Ваше письмо -- принимая во внимание наше обоюдное положение -- не могло придти более удачно; все приходит вовремя для того, кто умеет ждать, и здесь -- не то дело, которое можно было бы рассматривать по мелочам. Но я хочу следовать Вашим советам, лишь имея перед собой явные доказательства. Вдобавок время терпит, и в поступке г. H. H. я почти не вижу оснований, чтобы хоть как-нибудь его наказывать. Я не стал бы от этого отступаться, не желая однако -давать твердое ручательство. Услуга за услугу. Есть, конечно, в наших делах доля розыгрыша, но к чему мешивать сюда всех и -- было бы .'Тишь желание выйти из затруднения. Я охотно согласился бы на эту льготу, которая предоставляет мне полную свободу действий. Вам вольно меня журить. Что касается меня, то я говорю:, услуга за услугу" (фр.).} и т. д.

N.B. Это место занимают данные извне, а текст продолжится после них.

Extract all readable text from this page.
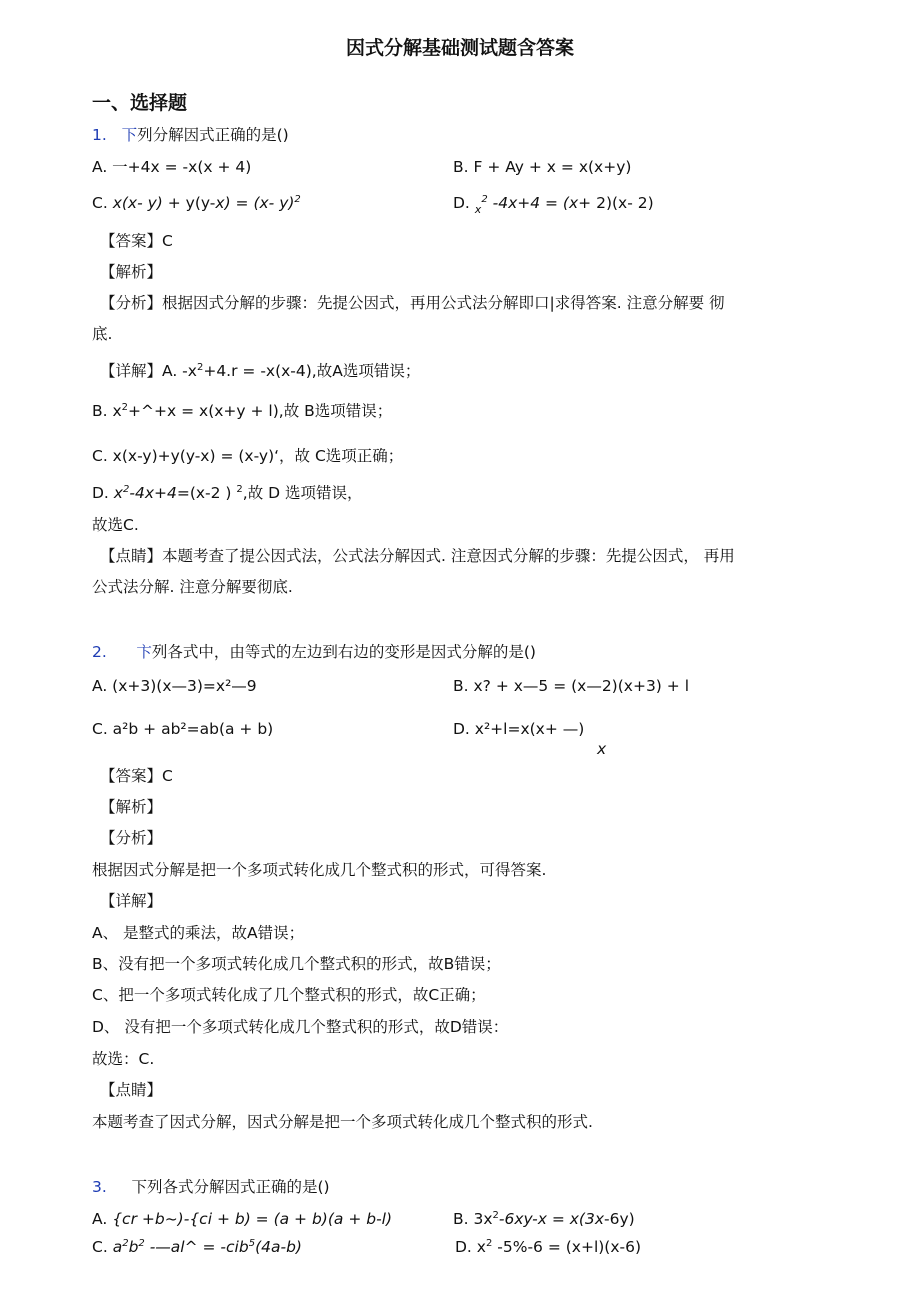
因式分解基础测试题含答案
一、选择题
1. 下列分解因式正确的是()
A. 一+4x = -x(x + 4)	B. F + Ay + x = x(x+y)
C. x(x- y) + y(y-x) = (x- y)$^2$	D. $_x^2$ -4x+4 = (x+ 2)(x- 2)
【答案】C
【解析】
【分析】根据因式分解的步骤：先提公因式，再用公式法分解即口|求得答案. 注意分解要 彻
底.
【详解】A. $-x^2+4.r = -x(x-4)$,故A选项错误；
B. $x^2+\^{}+x = x(x+y + l)$,故 B选项错误；
C. x(x-y)+y(y-x) = (x-y)‘，故 C选项正确；
D. $x^2-4x+4=(x-2$ ) $^2$,故 D 选项错误，
故选C.
【点睛】本题考查了提公因式法，公式法分解因式. 注意因式分解的步骤：先提公因式， 再用
公式法分解. 注意分解要彻底.
2. 卞列各式中，由等式的左边到右边的变形是因式分解的是()
A. (x+3)(x—3)=x²—9	B. x? + x—5 = (x—2)(x+3) + l
C. a²b + ab²=ab(a + b)	D. x²+l=x(x+ —)
x
【答案】C
【解析】
【分析】
根据因式分解是把一个多项式转化成几个整式积的形式，可得答案.
【详解】
A、 是整式的乘法，故A错误；
B、没有把一个多项式转化成几个整式积的形式，故B错误；
C、把一个多项式转化成了几个整式积的形式，故C正确；
D、 没有把一个多项式转化成几个整式积的形式，故D错误：
故选：C.
【点睛】
本题考查了因式分解，因式分解是把一个多项式转化成几个整式积的形式.
3. 下列各式分解因式正确的是()
A. {cr +b~)-{ci + b) = (a + b)(a + b-l)	B. $3x^2-6xy-x = x(3x-6y)$
C. $a^2b^2$ -—al^ = -cib$^5$(4a-b)	D. $x^2$ -5%-6 = (x+l)(x-6)
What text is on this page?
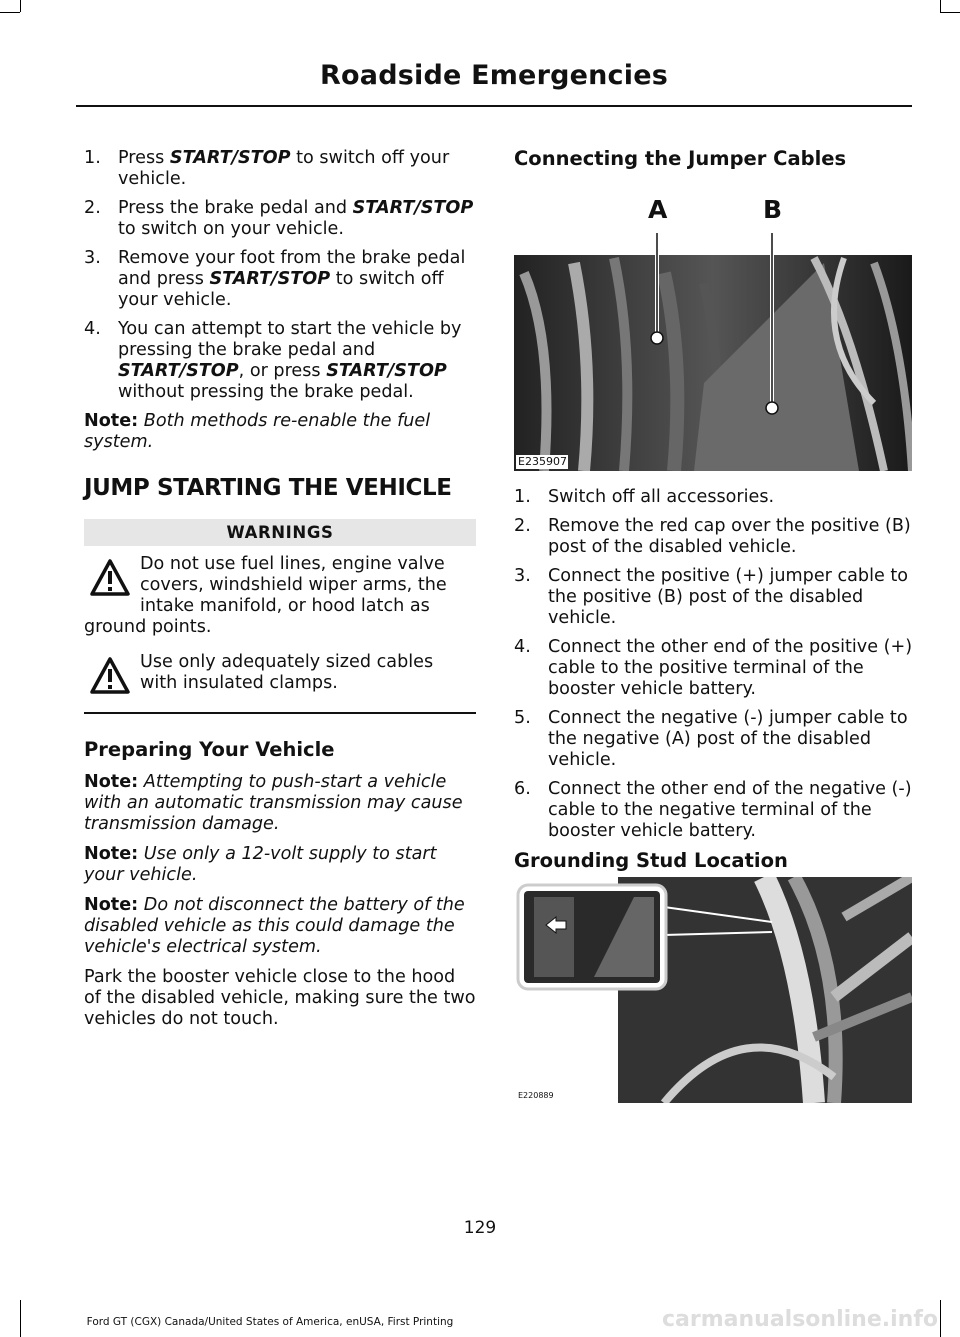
Roadside Emergencies
1. Press START/STOP to switch off your vehicle.
2. Press the brake pedal and START/STOP to switch on your vehicle.
3. Remove your foot from the brake pedal and press START/STOP to switch off your vehicle.
4. You can attempt to start the vehicle by pressing the brake pedal and START/STOP, or press START/STOP without pressing the brake pedal.

Note: Both methods re-enable the fuel system.

JUMP STARTING THE VEHICLE
WARNINGS
Do not use fuel lines, engine valve covers, windshield wiper arms, the intake manifold, or hood latch as ground points.
Use only adequately sized cables with insulated clamps.
Preparing Your Vehicle

Note: Attempting to push-start a vehicle with an automatic transmission may cause transmission damage.

Note: Use only a 12-volt supply to start your vehicle.

Note: Do not disconnect the battery of the disabled vehicle as this could damage the vehicle's electrical system.

Park the booster vehicle close to the hood of the disabled vehicle, making sure the two vehicles do not touch.

Connecting the Jumper Cables
A	B
E235907
1. Switch off all accessories.
2. Remove the red cap over the positive (B) post of the disabled vehicle.
3. Connect the positive (+) jumper cable to the positive (B) post of the disabled vehicle.
4. Connect the other end of the positive (+) cable to the positive terminal of the booster vehicle battery.
5. Connect the negative (-) jumper cable to the negative (A) post of the disabled vehicle.
6. Connect the other end of the negative (-) cable to the negative terminal of the booster vehicle battery.
Grounding Stud Location
E220889
129
Ford GT (CGX) Canada/United States of America, enUSA, First Printing	carmanualsonline.info
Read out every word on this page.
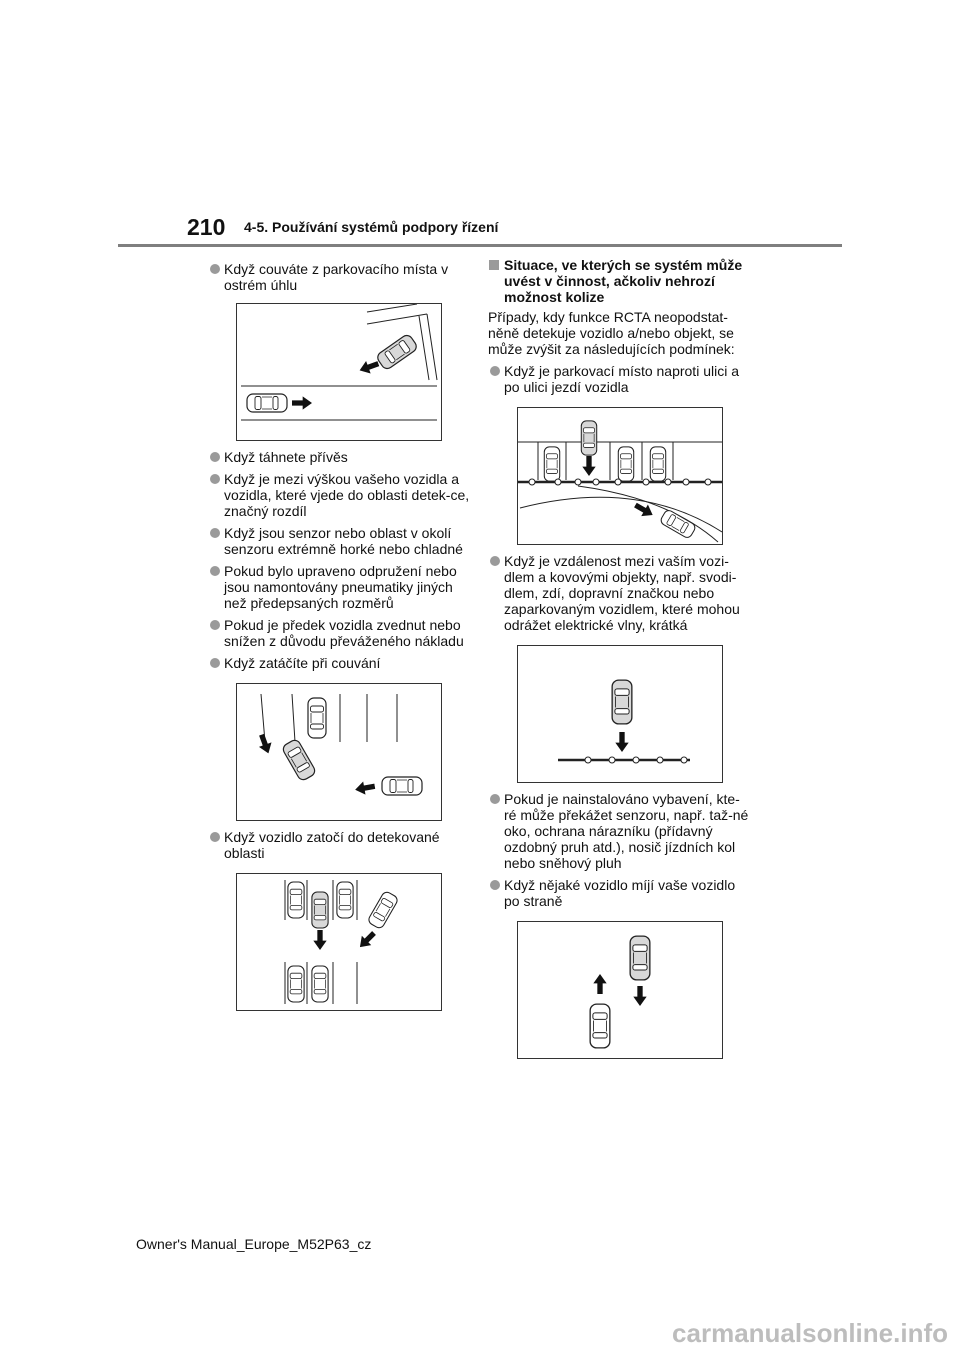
210 4-5. Používání systémů podpory řízení
Když couváte z parkovacího místa v ostrém úhlu
Když táhnete přívěs
Když je mezi výškou vašeho vozidla a vozidla, které vjede do oblasti detek-ce, značný rozdíl
Když jsou senzor nebo oblast v okolí senzoru extrémně horké nebo chladné
Pokud bylo upraveno odpružení nebo jsou namontovány pneumatiky jiných než předepsaných rozměrů
Pokud je předek vozidla zvednut nebo snížen z důvodu převáženého nákladu
Když zatáčíte při couvání
Když vozidlo zatočí do detekované oblasti
Situace, ve kterých se systém může uvést v činnost, ačkoliv nehrozí možnost kolize
Případy, kdy funkce RCTA neopodstat-něně detekuje vozidlo a/nebo objekt, se může zvýšit za následujících podmínek:
Když je parkovací místo naproti ulici a po ulici jezdí vozidla
Když je vzdálenost mezi vaším vozi-dlem a kovovými objekty, např. svodi-dlem, zdí, dopravní značkou nebo zaparkovaným vozidlem, které mohou odrážet elektrické vlny, krátká
Pokud je nainstalováno vybavení, kte-ré může překážet senzoru, např. taž-né oko, ochrana nárazníku (přídavný ozdobný pruh atd.), nosič jízdních kol nebo sněhový pluh
Když nějaké vozidlo míjí vaše vozidlo po straně
Owner's Manual_Europe_M52P63_cz
carmanualsonline.info
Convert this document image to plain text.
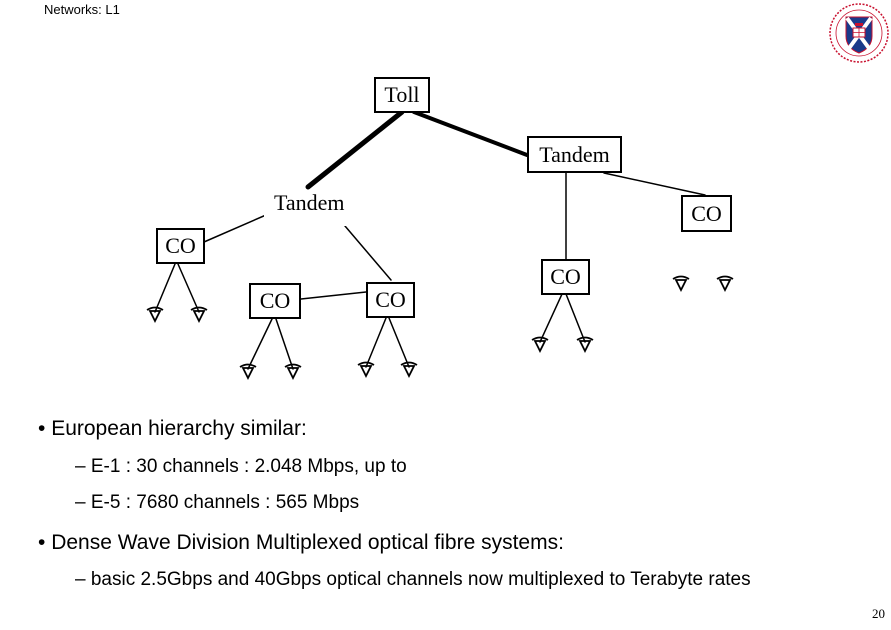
Networks: L1
Toll
Tandem
Tandem	CO
CO
CO
CO	CO
• European hierarchy similar:
– E-1 : 30 channels : 2.048 Mbps, up to
– E-5 : 7680 channels : 565 Mbps
• Dense Wave Division Multiplexed optical fibre systems:
– basic 2.5Gbps and 40Gbps optical channels now multiplexed to Terabyte rates
20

Если Тургенев полагал, что это им сочиненное по-французски письмо нелегко перевести по-русски, соблюдая все оттенки подлинника, значит, по части трудности хорошего перевода письмо это, так сказать, классическое.
XXXIV
Перед моим отъездом из Спасского опять стали появляться гости.
В проливной дождь приехал и вылез из ямской кибитки П. В. Шейн. Затем приехал князь Мещерский, тот самый, который был при Ив. Серг. в Париже, в день и час его страдальческой смерти.
Об этих гостях сказать мне нечего. Первого из них Тургенев знал только по репутации, как собирателя русских и белорусских песен. Второго он знал еще в Париже.
Я уже собрался покинуть Спасское. Тургенев тоже был на отлете -- надо было ехать во Францию.
-- Осиротеет там мой бедный нос, осиротеет! -- говорил Тургенев.-- Там уже нельзя будет к нему подносить табакерку или табачком угощать его... кончено!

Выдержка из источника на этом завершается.